Mr Nthurima said while Kuppet does not encourage parents to bear additional financial responsibilities,the reality is slowly pushing schools in that direction.
“It is very unfortunate. We have not asked parents to pay extra fees, but the circumstances are forcing it. Without timely government intervention, schools cannot meet even the most basic needs,” he said.
Students in class in this picture taken on August 28, 2024.
Education Stakeholders Association of Kenya National Secretary and CEO Ndung’u Wangenye noted that candidates preparing for three national examinations may be affected by delays in the release of capitation funds.
“We do not want to wait until schools reopen for the government to release money. They should release part of the arrears now so principals and head teachers can adequately prepare for the administration and marking of exams,” he said.
He cautioned that withholding funds would directly interfere with exam logistics, adding that the results from these tests would be critical for placement.
Mr Wangenye, urged the government and the Kenya National Examinations Council (Knec) not to victimise candidates due to unpaid examination fees.
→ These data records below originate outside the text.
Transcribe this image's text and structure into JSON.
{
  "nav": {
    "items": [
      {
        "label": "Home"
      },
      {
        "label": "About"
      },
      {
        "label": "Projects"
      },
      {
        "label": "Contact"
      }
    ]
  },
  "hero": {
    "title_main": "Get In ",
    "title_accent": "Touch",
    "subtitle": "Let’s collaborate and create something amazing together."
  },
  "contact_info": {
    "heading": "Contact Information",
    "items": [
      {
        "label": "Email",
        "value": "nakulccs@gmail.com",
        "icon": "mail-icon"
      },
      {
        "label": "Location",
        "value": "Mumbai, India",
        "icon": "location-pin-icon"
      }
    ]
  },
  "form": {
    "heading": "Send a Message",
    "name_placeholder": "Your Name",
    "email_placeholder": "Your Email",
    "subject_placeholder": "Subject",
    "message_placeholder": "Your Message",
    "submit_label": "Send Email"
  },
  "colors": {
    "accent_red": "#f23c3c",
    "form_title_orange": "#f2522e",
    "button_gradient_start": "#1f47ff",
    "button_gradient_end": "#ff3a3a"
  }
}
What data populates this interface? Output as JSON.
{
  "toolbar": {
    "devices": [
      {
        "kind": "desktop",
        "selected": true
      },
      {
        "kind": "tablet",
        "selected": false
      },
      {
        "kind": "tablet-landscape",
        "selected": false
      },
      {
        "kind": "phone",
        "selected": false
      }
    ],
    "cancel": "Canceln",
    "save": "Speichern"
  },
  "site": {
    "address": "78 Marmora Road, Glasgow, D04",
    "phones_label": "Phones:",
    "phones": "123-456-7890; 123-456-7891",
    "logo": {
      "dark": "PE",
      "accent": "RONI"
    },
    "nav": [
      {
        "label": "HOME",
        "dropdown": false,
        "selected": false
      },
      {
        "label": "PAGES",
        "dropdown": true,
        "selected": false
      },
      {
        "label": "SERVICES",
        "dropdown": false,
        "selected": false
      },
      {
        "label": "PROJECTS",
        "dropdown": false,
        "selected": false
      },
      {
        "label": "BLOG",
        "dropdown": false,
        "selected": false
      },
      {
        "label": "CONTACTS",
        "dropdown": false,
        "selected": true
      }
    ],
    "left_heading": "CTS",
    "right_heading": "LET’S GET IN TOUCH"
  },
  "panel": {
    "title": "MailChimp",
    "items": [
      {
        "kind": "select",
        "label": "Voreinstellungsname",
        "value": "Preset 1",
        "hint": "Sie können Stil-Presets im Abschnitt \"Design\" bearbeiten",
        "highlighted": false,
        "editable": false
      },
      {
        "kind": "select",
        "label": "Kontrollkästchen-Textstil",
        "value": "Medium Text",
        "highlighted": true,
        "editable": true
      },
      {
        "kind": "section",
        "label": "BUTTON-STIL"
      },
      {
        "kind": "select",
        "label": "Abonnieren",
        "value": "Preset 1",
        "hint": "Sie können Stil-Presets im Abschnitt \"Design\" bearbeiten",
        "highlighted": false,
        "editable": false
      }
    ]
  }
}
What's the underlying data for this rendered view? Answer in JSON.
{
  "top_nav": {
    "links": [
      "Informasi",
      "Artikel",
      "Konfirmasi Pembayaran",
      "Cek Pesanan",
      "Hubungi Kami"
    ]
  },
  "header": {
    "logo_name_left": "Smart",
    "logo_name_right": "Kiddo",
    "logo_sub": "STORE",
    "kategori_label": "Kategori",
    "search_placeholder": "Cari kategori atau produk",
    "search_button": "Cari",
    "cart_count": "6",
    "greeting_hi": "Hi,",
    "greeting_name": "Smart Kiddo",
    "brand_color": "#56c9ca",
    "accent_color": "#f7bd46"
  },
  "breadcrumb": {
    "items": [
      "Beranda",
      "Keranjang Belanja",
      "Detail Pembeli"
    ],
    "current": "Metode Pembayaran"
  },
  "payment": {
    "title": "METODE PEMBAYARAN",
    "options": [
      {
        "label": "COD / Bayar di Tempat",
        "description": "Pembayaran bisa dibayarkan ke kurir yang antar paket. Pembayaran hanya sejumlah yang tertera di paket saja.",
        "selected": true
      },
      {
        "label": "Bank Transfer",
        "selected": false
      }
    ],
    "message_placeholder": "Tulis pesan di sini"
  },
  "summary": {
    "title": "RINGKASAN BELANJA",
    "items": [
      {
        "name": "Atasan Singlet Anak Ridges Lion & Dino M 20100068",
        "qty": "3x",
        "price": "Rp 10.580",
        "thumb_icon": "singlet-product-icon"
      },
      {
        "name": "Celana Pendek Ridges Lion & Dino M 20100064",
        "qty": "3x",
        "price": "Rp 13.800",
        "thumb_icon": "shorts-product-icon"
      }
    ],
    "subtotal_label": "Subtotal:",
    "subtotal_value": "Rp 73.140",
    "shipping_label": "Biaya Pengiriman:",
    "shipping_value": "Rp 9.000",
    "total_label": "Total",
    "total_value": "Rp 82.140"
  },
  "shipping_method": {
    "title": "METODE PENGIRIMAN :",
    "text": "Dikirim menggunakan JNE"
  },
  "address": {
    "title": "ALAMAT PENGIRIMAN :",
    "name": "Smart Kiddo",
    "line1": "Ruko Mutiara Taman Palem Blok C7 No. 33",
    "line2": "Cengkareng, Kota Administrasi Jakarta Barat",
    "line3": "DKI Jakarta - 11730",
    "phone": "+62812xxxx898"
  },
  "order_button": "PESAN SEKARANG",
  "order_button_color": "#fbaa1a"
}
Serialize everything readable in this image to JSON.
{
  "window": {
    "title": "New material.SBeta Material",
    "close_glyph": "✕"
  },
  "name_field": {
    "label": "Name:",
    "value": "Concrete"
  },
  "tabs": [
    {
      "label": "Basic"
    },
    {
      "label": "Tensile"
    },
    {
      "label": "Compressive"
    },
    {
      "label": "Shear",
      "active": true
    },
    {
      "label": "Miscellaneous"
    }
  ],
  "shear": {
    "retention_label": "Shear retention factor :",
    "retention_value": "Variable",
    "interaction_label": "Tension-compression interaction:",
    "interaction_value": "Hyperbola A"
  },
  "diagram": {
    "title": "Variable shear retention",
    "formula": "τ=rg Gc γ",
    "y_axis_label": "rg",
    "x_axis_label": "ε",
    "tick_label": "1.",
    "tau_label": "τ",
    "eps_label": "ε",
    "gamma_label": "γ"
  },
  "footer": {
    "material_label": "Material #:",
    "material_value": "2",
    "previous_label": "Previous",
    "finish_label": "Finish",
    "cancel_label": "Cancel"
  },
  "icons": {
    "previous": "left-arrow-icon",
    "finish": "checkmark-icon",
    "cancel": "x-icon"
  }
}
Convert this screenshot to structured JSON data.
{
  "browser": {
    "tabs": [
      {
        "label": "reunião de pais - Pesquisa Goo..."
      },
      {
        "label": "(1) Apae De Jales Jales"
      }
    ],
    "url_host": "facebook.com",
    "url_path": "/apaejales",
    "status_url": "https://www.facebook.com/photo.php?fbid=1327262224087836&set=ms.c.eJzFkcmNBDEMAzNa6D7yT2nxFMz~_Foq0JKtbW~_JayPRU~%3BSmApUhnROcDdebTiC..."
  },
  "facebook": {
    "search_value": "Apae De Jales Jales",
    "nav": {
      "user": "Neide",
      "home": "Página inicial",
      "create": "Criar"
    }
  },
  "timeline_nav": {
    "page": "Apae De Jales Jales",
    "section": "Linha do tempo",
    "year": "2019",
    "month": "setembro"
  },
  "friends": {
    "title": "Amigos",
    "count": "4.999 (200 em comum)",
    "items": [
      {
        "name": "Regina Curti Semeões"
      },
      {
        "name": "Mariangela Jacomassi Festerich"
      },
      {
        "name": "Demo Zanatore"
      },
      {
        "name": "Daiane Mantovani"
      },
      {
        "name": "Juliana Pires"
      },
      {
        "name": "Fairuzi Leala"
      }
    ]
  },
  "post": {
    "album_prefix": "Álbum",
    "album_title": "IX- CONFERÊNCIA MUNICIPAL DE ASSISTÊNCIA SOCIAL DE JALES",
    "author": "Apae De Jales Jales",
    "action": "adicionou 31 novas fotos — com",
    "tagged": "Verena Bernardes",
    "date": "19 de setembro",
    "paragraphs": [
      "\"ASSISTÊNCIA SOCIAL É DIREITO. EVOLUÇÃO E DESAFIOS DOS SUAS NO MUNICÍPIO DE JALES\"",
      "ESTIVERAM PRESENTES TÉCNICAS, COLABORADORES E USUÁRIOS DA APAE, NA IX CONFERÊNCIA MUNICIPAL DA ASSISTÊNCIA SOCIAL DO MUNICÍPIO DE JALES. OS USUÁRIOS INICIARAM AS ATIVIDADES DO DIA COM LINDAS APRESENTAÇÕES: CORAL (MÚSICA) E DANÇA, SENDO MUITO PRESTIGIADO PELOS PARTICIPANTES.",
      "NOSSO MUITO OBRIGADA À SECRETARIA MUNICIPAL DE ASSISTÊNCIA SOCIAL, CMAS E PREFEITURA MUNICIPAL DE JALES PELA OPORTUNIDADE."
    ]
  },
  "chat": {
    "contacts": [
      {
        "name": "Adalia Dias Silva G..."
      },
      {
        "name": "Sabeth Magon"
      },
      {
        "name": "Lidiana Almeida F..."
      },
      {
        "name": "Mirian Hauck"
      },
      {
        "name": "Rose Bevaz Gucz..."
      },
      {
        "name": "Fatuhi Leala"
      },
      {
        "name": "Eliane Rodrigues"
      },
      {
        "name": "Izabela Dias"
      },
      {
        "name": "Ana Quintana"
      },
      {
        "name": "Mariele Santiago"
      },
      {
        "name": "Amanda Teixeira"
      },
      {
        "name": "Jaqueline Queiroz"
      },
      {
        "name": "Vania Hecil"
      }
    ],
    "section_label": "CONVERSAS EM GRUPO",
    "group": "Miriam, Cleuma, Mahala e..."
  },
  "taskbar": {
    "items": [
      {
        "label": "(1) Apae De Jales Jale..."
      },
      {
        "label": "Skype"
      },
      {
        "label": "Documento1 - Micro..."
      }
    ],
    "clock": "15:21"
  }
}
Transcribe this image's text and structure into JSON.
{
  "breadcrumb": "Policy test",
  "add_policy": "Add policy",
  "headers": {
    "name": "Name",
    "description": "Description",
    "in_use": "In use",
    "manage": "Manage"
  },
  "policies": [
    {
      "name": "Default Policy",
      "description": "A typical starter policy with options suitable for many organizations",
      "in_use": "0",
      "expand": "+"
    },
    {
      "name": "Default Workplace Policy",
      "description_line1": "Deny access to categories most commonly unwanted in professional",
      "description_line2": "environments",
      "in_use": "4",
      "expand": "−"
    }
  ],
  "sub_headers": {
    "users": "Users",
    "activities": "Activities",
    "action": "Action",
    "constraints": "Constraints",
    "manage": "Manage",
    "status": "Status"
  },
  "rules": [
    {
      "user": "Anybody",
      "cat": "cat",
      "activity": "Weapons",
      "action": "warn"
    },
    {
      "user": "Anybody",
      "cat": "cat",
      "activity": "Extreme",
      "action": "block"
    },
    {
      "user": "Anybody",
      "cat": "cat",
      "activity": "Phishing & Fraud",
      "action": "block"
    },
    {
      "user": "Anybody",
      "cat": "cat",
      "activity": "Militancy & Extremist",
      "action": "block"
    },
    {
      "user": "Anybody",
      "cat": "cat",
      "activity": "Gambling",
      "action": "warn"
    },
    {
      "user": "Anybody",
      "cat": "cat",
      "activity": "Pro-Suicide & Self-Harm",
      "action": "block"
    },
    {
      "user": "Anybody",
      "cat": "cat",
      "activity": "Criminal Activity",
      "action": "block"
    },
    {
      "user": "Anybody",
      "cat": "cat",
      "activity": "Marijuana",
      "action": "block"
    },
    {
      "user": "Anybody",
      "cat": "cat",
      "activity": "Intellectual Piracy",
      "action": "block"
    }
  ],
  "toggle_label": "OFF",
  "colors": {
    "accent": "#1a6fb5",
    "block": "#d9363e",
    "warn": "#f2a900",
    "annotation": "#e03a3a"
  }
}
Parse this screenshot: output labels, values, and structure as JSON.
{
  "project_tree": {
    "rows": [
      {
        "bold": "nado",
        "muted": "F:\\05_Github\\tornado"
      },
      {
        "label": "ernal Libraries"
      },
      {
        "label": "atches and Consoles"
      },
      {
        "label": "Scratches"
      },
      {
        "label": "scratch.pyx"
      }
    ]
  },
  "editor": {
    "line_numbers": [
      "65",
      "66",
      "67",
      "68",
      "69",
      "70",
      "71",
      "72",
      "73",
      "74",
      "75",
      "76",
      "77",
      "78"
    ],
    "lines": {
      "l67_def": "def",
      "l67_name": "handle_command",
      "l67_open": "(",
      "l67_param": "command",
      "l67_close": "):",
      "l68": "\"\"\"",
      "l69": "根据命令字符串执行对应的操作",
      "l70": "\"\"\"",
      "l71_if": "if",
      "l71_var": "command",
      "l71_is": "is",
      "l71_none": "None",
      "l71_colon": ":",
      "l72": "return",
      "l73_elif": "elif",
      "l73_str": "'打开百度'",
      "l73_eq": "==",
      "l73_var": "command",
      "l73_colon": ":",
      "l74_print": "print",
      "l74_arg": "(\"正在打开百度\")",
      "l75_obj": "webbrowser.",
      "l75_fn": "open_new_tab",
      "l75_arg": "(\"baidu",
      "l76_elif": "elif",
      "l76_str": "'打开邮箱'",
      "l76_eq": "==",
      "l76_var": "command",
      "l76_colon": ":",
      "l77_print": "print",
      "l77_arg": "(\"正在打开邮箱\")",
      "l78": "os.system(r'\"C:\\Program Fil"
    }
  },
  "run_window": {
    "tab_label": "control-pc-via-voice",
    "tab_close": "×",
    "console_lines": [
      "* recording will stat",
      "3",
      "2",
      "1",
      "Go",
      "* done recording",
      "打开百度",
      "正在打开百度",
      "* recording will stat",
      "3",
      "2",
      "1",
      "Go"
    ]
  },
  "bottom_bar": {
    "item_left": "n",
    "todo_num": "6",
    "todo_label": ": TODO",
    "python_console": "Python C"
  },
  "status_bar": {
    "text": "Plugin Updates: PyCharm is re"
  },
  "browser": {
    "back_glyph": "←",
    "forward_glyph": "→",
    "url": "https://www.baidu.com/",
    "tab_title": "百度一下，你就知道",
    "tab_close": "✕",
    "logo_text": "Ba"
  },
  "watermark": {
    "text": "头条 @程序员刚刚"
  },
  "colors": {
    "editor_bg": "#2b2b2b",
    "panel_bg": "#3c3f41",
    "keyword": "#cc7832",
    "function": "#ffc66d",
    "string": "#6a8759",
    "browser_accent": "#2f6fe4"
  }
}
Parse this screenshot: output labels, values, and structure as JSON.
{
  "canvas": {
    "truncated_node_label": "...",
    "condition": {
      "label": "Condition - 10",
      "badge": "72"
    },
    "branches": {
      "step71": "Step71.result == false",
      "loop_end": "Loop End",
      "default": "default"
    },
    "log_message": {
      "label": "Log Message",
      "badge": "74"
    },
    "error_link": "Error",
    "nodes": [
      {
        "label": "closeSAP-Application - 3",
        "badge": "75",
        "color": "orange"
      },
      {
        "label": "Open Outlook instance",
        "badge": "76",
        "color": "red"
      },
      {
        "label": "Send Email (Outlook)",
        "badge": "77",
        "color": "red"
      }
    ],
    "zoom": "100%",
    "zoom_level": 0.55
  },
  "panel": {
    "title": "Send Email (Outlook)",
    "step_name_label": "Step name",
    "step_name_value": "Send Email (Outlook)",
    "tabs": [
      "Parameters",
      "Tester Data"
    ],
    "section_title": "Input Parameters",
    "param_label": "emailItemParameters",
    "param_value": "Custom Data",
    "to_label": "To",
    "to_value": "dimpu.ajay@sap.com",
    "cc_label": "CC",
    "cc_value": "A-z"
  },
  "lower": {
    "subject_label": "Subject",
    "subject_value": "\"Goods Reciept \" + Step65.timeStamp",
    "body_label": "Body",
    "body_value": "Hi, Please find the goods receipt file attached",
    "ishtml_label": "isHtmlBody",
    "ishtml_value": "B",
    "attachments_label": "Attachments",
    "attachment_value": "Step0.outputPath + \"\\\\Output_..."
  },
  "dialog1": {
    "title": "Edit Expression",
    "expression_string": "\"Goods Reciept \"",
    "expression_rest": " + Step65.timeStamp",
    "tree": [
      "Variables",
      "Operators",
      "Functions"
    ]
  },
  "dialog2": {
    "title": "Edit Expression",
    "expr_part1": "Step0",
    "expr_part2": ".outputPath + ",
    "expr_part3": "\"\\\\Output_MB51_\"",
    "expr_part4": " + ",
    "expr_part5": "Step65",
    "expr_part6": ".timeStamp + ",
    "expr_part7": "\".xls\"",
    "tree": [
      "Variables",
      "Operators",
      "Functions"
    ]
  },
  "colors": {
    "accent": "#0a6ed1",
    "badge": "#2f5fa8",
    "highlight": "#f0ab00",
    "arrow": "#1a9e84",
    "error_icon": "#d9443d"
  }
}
He also warned that delays were dampening the morale of teachers and interfering with the quality of exam preparation, especially after schools were forced to close early last term due to lack of funds.
Education Stakeholders Association of Kenya National Secretary and CEO Ndung’u Wangenye.
“No pupil, Grade 9 or Form 4 candidate should be locked out of exams simply because their parent or the government delayed payment. Exams must proceed as scheduled. This affects learners, teachers, and the credibility of the education system. The government must ensure timely disbursement so that candidates are not disadvantaged,” Mr Wangenye added.
At the same time, Elimu Bora Working Group has raised alarm over what it describes as the ‘systematic collapse’ of the education sector citing illegal levies, corruption and chronic underfunding as schools reopen for third term.
The group’s Policy and Strategy Advisor Boaz Waruku said accused the government of deliberately starving schools of resources. Since 2003, it said, primary schools have received only Sh1, 420 per pupil annually and junior secondary Sh15, 042, far below actual requirement.
“This deliberate defunding forces schools into the impossible position of either failing to operate or exploiting parents through illegal fees. This represents incompetence and a calculated policy to privatise public education through systematic defunding and forced parent contributions,” Mr Waruku said.
“This calculated policy forces schools into the impossible choice of closing or exploiting parents through illegal fees,” the group said, warning that reforms such as the transition from 8-4-4 to CBC and now CBE had been poorly planned and underfunded, creating overcrowding and confusion.